Aussi, pour donner une idée des fréquences d'utilisation de la messagerie électronique, voici quelques chiffres :

Tous les chercheurs interrogés consultent leurs boîtes aux lettres tous les jours au minimum trois fois, et la majorité d'entre eux y vont cinq fois. Pour ce qui est du trafic des messages, les envois sont compris entre un et cinq, tandis que les réceptions oscillent en moyenne entre deux et dix.

b. des conditions favorables

Toutefois, comme pour l'utilisation du Web, l'expérience de l'outil informatique a tendance à favoriser l'usage de la messagerie électronique.

Ainsi, une des personnes interrogées, possédant une bonne compétence sur Internet et un apprentissage des outils informatiques en général, a une utilisation plus caractérisée du courrier électronique. La consultation de sa boîte aux lettres est programmée automatiquement toutes les quinze minutes, et une quinzaine de messages sont reçus et/ou envoyés par jour dans un cadre professionnel.

À des moindres degrés, ceci est également vrai pour d'autres chercheurs disposant d'une certaine maîtrise des outils informatiques. Deux autres d'entre eux déclarent consulter leurs messages toutes les heures.

La distinction des usages d'Internet en fonction du critère de la maîtrise de l'outil informatique a été systématisée par Josiane Jouët78. Elle différencie l'usage instrumental de l'usage intégrant une maîtrise de l'outil ou de l'objet. A partir de ce facteur, on peut alors définir le profane et l'utilisateur éclairé. Pour le premier, la technique n'est qu'un moyen, et l'utilisation de l'instrument n'est comprise que dans son fonctionnement opérationnel.

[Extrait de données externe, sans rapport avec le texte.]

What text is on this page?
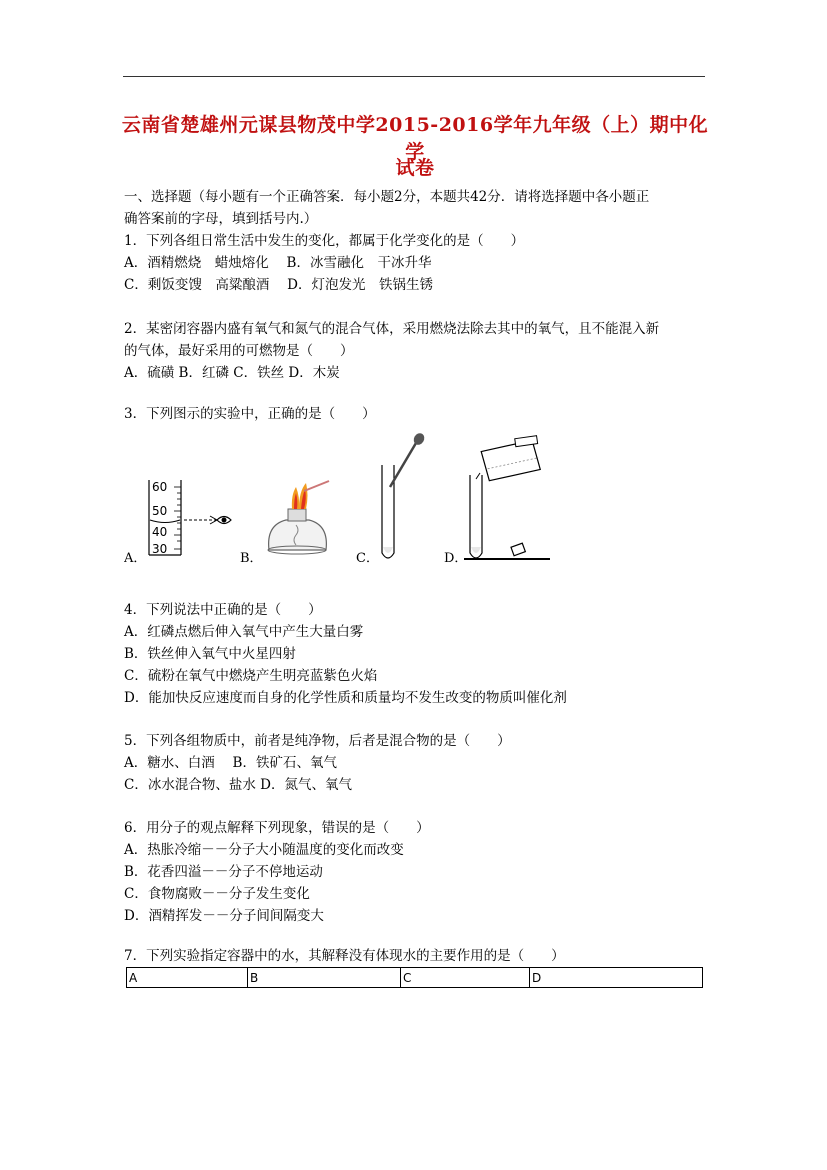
云南省楚雄州元谋县物茂中学2015-2016学年九年级（上）期中化学
试卷
一、选择题（每小题有一个正确答案．每小题2分，本题共42分．请将选择题中各小题正
确答案前的字母，填到括号内.）
1．下列各组日常生活中发生的变化，都属于化学变化的是（　　）
A．酒精燃烧　蜡烛熔化　 B．冰雪融化　干冰升华
C．剩饭变馊　高粱酿酒　 D．灯泡发光　铁锅生锈
2．某密闭容器内盛有氧气和氮气的混合气体，采用燃烧法除去其中的氧气，且不能混入新
的气体，最好采用的可燃物是（　　）
A．硫磺 B．红磷 C．铁丝 D．木炭
3．下列图示的实验中，正确的是（　　）
60
50
40
30
A．	B．	C．	D．
4．下列说法中正确的是（　　）
A．红磷点燃后伸入氧气中产生大量白雾
B．铁丝伸入氧气中火星四射
C．硫粉在氧气中燃烧产生明亮蓝紫色火焰
D．能加快反应速度而自身的化学性质和质量均不发生改变的物质叫催化剂
5．下列各组物质中，前者是纯净物，后者是混合物的是（　　）
A．糖水、白酒　 B．铁矿石、氧气
C．冰水混合物、盐水 D．氮气、氧气
6．用分子的观点解释下列现象，错误的是（　　）
A．热胀冷缩－－分子大小随温度的变化而改变
B．花香四溢－－分子不停地运动
C．食物腐败－－分子发生变化
D．酒精挥发－－分子间间隔变大
7．下列实验指定容器中的水，其解释没有体现水的主要作用的是（　　）
A	B	C	D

Alors que pour le second, sa maîtrise technique de l'outil lui permet d'intervenir dans la définition de l'objet technologique à travers des personnalisations d'utilisations. C'est par exemple le cas de la personne citée au début de cette partie.

L'étude des conséquences de l'utilisation d'Internet sur l'organisation du travail des chercheurs a permis de mettre au jour plusieurs éléments allant dans le sens d'une rationalisation de la recherche. Par un gain de temps, un confort de travail, ou encore la création d'un dynamisme, l'outil électronique facilite les moyens d'accès à l'information et ses traitements, même si ceux-ci sont encore très proches des moyens traditionnels d'exploitation des documents (notamment l'annotation manuscrite).

Cependant, les usages étant encore assez différenciés en fonction de facteurs socio-professionnels (comme le cadre de travail, la maîtrise des outils, etc.), il est difficile de généraliser l'existence de modifications profondes des conditions dans lesquelles le savoir scientifique est élaboré.



70 Chartier, Roger, "Du codex à l'écran : les trajectoires de l'écrit", Solaris, n°1, Presses Universitaires de Rennes, 1994, http://www.info.unicaen.fr/bnum/jelec/Solaris/d01/1chartier.html (consulté le 06.08.99).

71 Ibid.

72 Ibid.

73 Ibid.

74 Bazin, Patrick, "Vers une métalecture", Bulletin des Bibliothèques de France, Tome 41, n°1, 1996, p. 13.

75 Ibid., pp. 8-9.

76 Callon, Michel (sous la dir.), La science et ses réseaux - genèse et circulation des faits scientifiques, Paris, Editions La Découverte, Conseil de l'Europe, UNESCO, coll. Textes à l'appui, 1988, p. 17.

77 Tétu, Jean-François ; Renzetti, Françoise, "Internet : évolution d'un projet d'espace public de la recherche", Technologies de l'information et société, vol. 7, n°2, 1995, pp.189-202.

78 Jouët, Josiane, "L'informatique "sans le savoir"", Culture technique, n°21, 1990.